Bij een terugval in middelengebruik of verslechtering van het psychiatrische ziektebeeld kan de reclassering een indicatiestelling aanvragen voor een kortdurende opname voor crisisbehandeling, detoxificatie, stabilisatie, observatie of diagnostiek. Als de voor indicatie verantwoordelijke instantie een kortdurende opname indiceert, zal de veroordeelde zich, na goedkeuring door de rechter, laten opnemen in een zorginstelling voor zeven weken of zoveel korter als de reclassering nodig vindt. De justitiële instantie die verantwoordelijk is voor plaatsing in forensische zorg, bepaalt in welke zorginstelling de opname plaatsvindt. De veroordeelde houdt zich aan de huisregels en de aanwijzingen die de zorginstelling geeft voor de behandeling. Gelet op de problematiek kan hieronder ook het innemen van medicijnen vallen, als de zorginstelling dat nodig vindt;
3. verblijft in een nader te bepalen instelling voor beschermd wonen of maatschappelijke opvang, te bepalen door de reclassering. Het verblijf start zodra er plek is. Het verblijf duurt de gehele proeftijd of zoveel korter als de reclassering nodig vindt. De veroordeelde houdt zich aan de huisregels en het dagprogramma dat de instelling in overleg met de reclassering voor haar heeft opgesteld;
4. meewerkt aan controle van het gebruik van cannabis om het middelengebruik te beheersen. De reclassering kan urineonderzoek en ademonderzoek (blaastest) gebruiken voor de controle. De reclassering bepaalt hoe vaak de veroordeelde wordt gecontroleerd;
geeft opdracht aan GGZ Reclassering Fivoor tot het houden van toezicht op de naleving van voormelde voorwaarden en de veroordeelde ten behoeve daarvan te begeleiden;
voorwaarden daarbij zijn dat de veroordeelde gedurende de proeftijd:
- ten behoeve van het vaststellen van haar identiteit medewerking zal verlenen aan het nemen van een of meer vingerafdrukken of een identiteitsbewijs als bedoeld in artikel 1 van de Wet op de identificatieplicht ter inzage aanbiedt;
- medewerking zal verlenen aan het reclasseringstoezicht, bedoeld in artikel 14c, zesde lid, van het Wetboek van Strafrecht, de medewerking aan huisbezoeken en het zich melden bij de reclassering zo vaak en zo lang als de reclassering dit noodzakelijk acht daaronder begrepen.

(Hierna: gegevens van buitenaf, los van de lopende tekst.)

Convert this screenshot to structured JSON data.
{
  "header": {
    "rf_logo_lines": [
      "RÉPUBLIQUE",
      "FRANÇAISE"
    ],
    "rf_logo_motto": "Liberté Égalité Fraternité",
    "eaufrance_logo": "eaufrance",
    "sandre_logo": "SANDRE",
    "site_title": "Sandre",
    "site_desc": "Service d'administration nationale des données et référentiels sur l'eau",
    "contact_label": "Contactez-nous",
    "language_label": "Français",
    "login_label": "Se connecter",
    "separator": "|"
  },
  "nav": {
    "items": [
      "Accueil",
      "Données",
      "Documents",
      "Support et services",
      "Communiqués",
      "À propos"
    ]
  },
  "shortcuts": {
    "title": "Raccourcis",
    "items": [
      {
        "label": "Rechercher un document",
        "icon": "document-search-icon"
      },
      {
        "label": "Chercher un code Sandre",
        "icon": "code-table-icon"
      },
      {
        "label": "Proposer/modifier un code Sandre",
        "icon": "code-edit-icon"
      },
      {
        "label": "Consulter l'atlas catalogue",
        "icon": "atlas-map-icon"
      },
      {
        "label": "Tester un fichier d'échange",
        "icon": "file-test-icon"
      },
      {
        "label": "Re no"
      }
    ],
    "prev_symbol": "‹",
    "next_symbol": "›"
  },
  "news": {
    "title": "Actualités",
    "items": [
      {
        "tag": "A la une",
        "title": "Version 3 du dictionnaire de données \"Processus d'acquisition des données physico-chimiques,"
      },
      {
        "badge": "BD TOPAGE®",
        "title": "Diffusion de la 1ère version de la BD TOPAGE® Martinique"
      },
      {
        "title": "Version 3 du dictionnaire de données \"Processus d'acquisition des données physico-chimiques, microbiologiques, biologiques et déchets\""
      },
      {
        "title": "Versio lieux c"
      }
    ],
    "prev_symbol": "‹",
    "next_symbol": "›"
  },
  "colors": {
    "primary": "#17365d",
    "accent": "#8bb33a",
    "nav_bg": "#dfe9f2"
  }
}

beveelt dat bovengenoemde bijzondere voorwaarden en het - op grond van artikel 14c, zesde lid, van het Wetboek van Strafrecht - uit te oefenen toezicht,
dadelijk uitvoerbaarzijn;
heft op het geschorste bevel tot voorlopige hechtenis van de verdachte.
Dit vonnis is gewezen door
mr. G. Kuijper, voorzitter,
mr. B.J. van de Griend, rechter,
mr. A. Tsjapanova, rechter,
in tegenwoordigheid van mr. A. Copier, griffier,
en uitgesproken ter openbare terechtzitting van deze rechtbank van 20 oktober 2025.